A:Yes, I would like to see more palliative care training for the nurses, this is important. And we have all the changes coming from the Ministry of Health, those will be big challenges. If I had any doubt about my retirement, the changes from the Ministry have confirmed my decision to retire and not have to live through that… we don’t even know what will happen.
Q: Given your experience, do you have any advice for a physician starting out in palliative care?
A: I would suggest that they take care of themselves. We cannot give what we don’t get. And we must listen to patients and their families. When patients or family members are angry, a new physician has to keep in mind that it is not because of him or her, at least most of the time. I mean we physicians must self-reflect, but most of the time patients are angry at life, not us. It is a difficult time for patients.
Q: How do you manage to take care of yourselfwhen you work with patients at the end of their lives?

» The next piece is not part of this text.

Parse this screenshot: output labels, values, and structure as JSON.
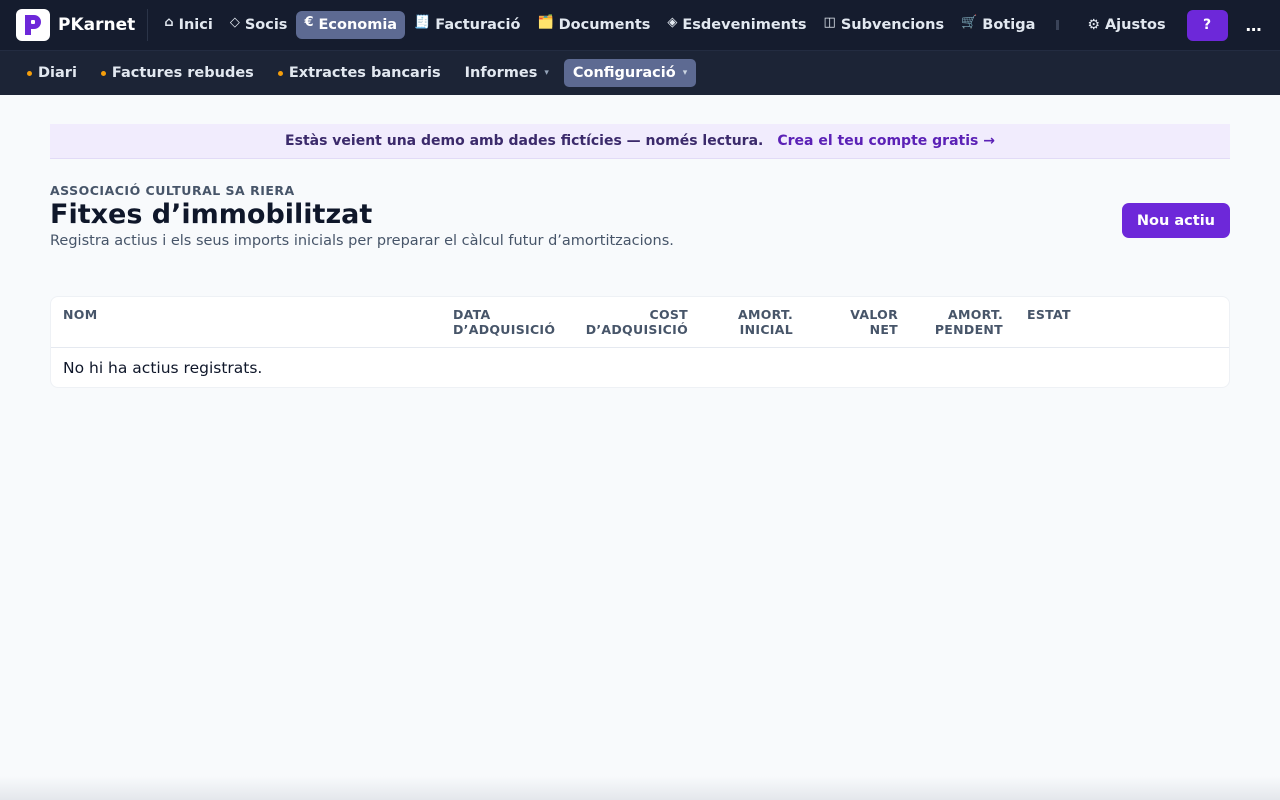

A: Most patients and their families are really grateful for the care they receive and this tells me a lot. Over time, I have learned that patients are truly alive until the end when they die. It is very helpful to know this. And I am a person who lives a really stable life. I enjoy my two grandchildren and I enjoy when my children come to visit. This is important and I have worked hard for this.
Q:I heard that you are about to retire. Is that true or is it a rumour?
A: It’s true! I am retiring this autumn.
Q: What are you plans when you retire?
A: The first year I plan to clean my house and then in the second year, I will sell it, most probably! We’ve lived for more than 30 years in the same house! But I am planning on staying in Montreal. I am a Montrealer.
Q: Will you be involved in palliative care at all?
A: I think I will volunteer but not in a clinical capacity. I will help at the next International Congress on Palliative Care. I am also part of the Réseau de SoinsPalliatifs du Québec and I would like to volunteer but nothing of a clinical nature because I would not be able to mind my own business! I would probably keep trying to be a doctor and I would have to bite my tongue! I don’t want to do clinical work when I retire. It will be 40 years this year since I received my medical diploma from the University of Montreal. Also, I like to travel. I like to be open to the world.